Linking Device functions from static libraries with CMake

code.zip (25.0 KB)
I’m trying to keep some device functions in a separate directory/project and use them in multiple libraries within a larger project.

MinRep File Structure:

  • CMakeLists.txt
  • fx
    • CMakeLists.txt
    • fx.cu
    • fx.cuh
  • kernel
    • CMakeLists.txt
    • kernel.cu
    • kernel.cuh
    • main.cpp

When I try to build in a flat directory (no subdirs) I get:

nvlink error   : Undefined reference to '_Z4axbyiiii' in 'CMakeFiles/exe.dir/kernel.o'
make[2]: *** [kernel/CMakeFiles/exe.dir/build.make:117: kernel/CMakeFiles/exe.dir/cmake_device_link.o] Error 255

when trying to use a device function from the fx library inside the global function defined in kernel.cu. I can fix that by adding the fx.cu file to the list of sources for the kernel, but once I separate things out to separate directories, adding source file from a different directory becomes annoying.

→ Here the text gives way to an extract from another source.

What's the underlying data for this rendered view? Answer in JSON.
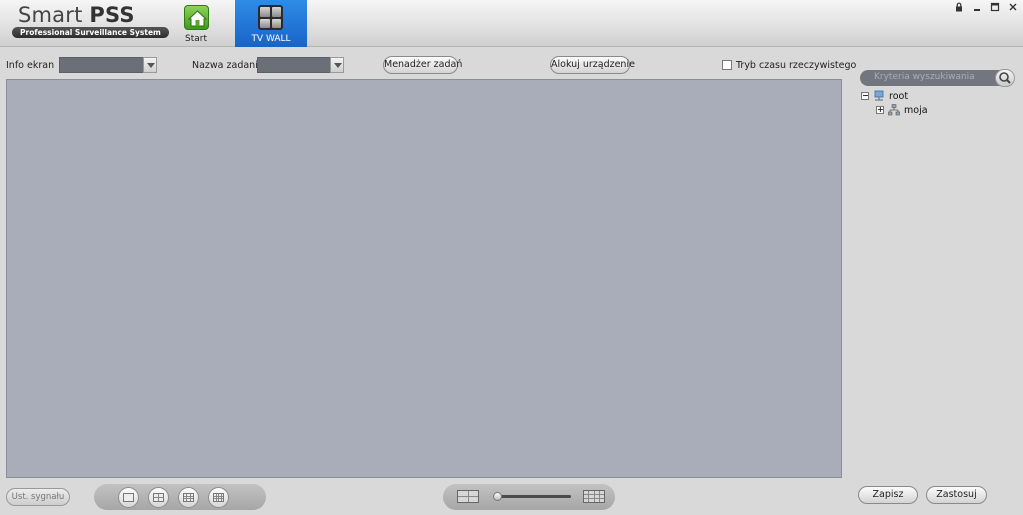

Am I missing a CUDA related trick or some general CMake knowledge?

To keep device functions in a “separate project” i.e. a separate compilation unit, and then link them to another project (compilation unit) will require compiling with relocatable device code with device linking. I’m not a CMake expert and CMake is not a NVIDIA product. However this is a common question and you can find various write-ups about it.

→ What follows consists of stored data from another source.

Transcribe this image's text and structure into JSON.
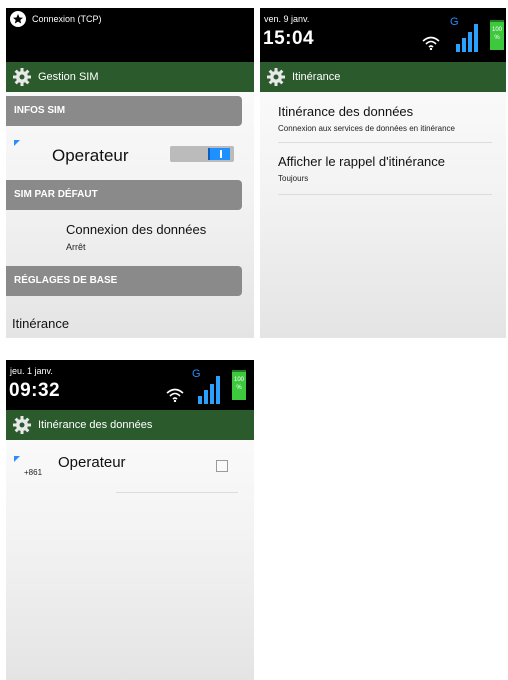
{
  "screen1": {
    "notification": "Connexion (TCP)",
    "header_title": "Gestion SIM",
    "section_infos": "INFOS SIM",
    "operator": "Operateur",
    "section_default": "SIM PAR DÉFAUT",
    "data_conn_title": "Connexion des données",
    "data_conn_value": "Arrêt",
    "section_basic": "RÉGLAGES DE BASE",
    "roaming_label": "Itinérance"
  },
  "screen2": {
    "date": "ven. 9 janv.",
    "time": "15:04",
    "network": "G",
    "battery": "100 %",
    "header_title": "Itinérance",
    "item1_title": "Itinérance des données",
    "item1_sub": "Connexion aux services de données en itinérance",
    "item2_title": "Afficher le rappel d'itinérance",
    "item2_sub": "Toujours"
  },
  "screen3": {
    "date": "jeu. 1 janv.",
    "time": "09:32",
    "network": "G",
    "battery": "100 %",
    "header_title": "Itinérance des données",
    "operator": "Operateur",
    "operator_num": "+861"
  },
  "colors": {
    "header_green": "#2b5b2d",
    "section_gray": "#8a8a8a",
    "accent_blue": "#2a8cff",
    "battery_green": "#3ec83e"
  },
  "icons": [
    "gear-icon",
    "wifi-icon",
    "signal-icon",
    "battery-icon",
    "app-notification-icon",
    "checkbox-icon"
  ]
}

Failure to specify proper device linking would give exactly the error you indicate. kernel.cu is referencing an axby function in another file/compilation unit, and either you haven’t linked that compilation unit at all, or you haven’t properly specified -rdc=true or whatever the equivalent sequence would be via CMake.

The closest thing I’ve found is this SO post. It is pretty close to what I am looking for but still just one guy messing around on SO.

Is there a recommended source for reading on relocatable device code vs separable compilation of cuda? These are two different concepts that come up frequently wrt this topic that I don’t understand.

I frequently have problems with trying to find up to date and complete information regarding how to use CUDA with CMake because the doc pages for CMake don’t seem to have an all-in-one language reference for CUDA, making finding info for the various properties a amtter of chasing down forum/SO posts.

Nvidia doesn’t control CMake but with CMake being the defacto cross platform C++ build tool, it is a shame that CUDA support isn’t documented to anywhere close to the same thoroughness as CUDA internals.

The first one that comes to mind for me is the nvcc manual.

There is also a contributed CMake blog here. There is a corresponding GTC session, also.

With a bit of searching you can also find other tutorials such as this one. And as you mention, there are numerous forum articles.